Nonequilibrium response of an electron mediated charge-density-wave-ordered material to a large dc electric field

TL;DR

This paper uses advanced nonequilibrium dynamical mean-field theory to analyze how charge-density-wave materials respond to large electric fields, revealing anomalous behaviors like subgap states affecting transport.

Contribution

It develops a formalism to exactly solve the nonlinear response of charge-density-wave systems under strong electric fields, focusing on the Falicov-Kimball model.

Findings

Identification of subgap density of states increasing with temperature

Significant impact of subgap states on nonlinear transport

Development of a formalism applicable to all models

Abstract

Using the Kadanoff-Baym-Keldysh formalism, we employ nonequilibrium dynamical mean-field theory to exactly solve for the nonlinear response of an electron-mediated charge-density-wave-ordered material.

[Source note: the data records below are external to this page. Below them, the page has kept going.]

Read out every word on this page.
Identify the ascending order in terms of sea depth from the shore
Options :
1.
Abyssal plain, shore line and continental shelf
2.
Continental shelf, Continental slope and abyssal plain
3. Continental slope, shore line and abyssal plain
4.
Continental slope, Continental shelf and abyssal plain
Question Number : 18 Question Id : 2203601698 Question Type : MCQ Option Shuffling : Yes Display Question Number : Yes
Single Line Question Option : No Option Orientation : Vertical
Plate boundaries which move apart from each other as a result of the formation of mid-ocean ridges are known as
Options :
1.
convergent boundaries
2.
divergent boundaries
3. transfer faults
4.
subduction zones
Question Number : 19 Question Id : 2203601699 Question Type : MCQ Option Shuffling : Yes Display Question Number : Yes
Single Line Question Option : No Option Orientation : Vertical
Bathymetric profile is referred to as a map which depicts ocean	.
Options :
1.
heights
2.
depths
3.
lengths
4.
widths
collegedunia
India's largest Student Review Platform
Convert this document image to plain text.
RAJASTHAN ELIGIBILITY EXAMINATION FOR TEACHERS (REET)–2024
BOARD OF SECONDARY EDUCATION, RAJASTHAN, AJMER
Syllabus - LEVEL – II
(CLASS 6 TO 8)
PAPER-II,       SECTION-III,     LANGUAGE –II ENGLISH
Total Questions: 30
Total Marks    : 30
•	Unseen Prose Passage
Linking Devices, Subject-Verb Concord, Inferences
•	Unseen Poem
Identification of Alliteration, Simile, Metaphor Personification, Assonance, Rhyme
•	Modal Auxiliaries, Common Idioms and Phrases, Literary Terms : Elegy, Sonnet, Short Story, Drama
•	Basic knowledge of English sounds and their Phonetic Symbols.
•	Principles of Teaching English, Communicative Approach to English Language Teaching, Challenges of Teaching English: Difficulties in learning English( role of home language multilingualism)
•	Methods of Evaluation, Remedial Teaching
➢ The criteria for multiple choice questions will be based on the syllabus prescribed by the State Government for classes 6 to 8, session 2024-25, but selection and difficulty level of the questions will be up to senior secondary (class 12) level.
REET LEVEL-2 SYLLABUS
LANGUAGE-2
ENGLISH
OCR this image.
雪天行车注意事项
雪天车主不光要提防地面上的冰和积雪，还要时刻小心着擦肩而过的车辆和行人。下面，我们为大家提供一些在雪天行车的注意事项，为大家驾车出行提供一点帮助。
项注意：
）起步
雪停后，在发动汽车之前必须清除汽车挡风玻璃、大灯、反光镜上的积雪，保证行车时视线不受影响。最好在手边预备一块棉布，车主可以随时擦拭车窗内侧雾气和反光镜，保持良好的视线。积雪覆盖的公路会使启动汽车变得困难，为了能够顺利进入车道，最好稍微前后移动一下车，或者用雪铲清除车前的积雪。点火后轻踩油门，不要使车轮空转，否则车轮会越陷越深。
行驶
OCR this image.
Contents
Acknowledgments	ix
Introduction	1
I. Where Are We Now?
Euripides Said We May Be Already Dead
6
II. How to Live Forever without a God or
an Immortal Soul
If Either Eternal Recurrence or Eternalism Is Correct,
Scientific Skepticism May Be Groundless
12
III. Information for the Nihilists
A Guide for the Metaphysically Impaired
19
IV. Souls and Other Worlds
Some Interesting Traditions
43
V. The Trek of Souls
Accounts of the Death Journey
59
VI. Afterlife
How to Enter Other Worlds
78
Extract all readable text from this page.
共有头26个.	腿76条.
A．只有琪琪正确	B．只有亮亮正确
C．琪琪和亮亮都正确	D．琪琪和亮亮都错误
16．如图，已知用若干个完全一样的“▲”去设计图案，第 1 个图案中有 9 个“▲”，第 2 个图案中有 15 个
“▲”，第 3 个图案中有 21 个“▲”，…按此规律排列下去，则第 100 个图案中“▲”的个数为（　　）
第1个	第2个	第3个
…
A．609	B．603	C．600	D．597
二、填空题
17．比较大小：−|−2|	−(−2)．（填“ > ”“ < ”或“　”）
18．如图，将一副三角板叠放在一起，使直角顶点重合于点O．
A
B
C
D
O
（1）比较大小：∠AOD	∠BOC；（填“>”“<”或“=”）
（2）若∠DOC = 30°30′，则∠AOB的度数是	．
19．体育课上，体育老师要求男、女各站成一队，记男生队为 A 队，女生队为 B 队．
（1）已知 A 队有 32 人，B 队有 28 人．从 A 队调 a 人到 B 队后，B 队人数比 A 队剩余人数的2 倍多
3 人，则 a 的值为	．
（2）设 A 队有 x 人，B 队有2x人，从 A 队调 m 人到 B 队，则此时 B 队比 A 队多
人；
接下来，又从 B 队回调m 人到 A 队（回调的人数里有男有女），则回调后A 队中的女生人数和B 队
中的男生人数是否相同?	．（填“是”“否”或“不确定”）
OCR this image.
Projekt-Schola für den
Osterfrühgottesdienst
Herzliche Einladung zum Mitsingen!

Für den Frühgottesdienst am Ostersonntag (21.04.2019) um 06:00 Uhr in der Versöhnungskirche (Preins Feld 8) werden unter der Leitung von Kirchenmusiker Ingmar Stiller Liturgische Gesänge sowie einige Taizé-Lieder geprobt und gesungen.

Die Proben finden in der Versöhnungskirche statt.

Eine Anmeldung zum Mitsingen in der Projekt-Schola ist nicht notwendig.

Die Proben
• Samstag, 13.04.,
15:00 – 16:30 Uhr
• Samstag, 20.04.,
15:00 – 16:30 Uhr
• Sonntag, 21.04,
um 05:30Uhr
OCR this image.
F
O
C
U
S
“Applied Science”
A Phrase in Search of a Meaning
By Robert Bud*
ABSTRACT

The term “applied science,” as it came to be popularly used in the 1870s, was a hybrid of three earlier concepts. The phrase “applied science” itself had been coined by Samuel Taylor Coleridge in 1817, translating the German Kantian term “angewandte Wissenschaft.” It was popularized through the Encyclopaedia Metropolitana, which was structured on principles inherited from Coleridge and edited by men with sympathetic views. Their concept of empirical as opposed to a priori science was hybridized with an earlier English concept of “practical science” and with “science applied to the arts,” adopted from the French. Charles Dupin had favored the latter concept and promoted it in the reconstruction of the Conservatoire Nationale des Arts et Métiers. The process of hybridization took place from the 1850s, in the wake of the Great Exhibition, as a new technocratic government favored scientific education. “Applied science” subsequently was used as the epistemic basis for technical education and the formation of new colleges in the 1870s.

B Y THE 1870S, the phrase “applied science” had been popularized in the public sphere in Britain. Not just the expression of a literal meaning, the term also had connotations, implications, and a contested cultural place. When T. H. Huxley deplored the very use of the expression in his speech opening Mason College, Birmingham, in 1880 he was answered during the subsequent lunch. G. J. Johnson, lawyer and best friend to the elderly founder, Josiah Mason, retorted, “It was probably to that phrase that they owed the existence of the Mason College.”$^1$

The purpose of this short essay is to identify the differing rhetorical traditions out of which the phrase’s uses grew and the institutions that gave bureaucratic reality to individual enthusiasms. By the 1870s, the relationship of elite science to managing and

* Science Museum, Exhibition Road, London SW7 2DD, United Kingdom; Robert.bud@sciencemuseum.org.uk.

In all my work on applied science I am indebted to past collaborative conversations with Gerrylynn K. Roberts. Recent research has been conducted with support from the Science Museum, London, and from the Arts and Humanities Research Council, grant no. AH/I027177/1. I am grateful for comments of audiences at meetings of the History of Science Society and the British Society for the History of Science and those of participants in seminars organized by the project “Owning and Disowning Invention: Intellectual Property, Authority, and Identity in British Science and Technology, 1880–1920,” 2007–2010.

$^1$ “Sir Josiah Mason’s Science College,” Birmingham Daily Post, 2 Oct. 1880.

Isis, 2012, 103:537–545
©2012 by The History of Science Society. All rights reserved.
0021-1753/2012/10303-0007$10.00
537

We examine both the dc current and the order parameter of the conduction electrons as the ordered system is driven by the electric field. Although the formalism we develop applies to all models, for concreteness, we examine the charge-density-wave phase of the Falicov-Kimball model, which displays a number of anomalous behaviors including the appearance of subgap density of states as the temperature increases. These subgap states should have a significant impact on transport properties, particularly the nonlinear response of the system to a large dc electric field.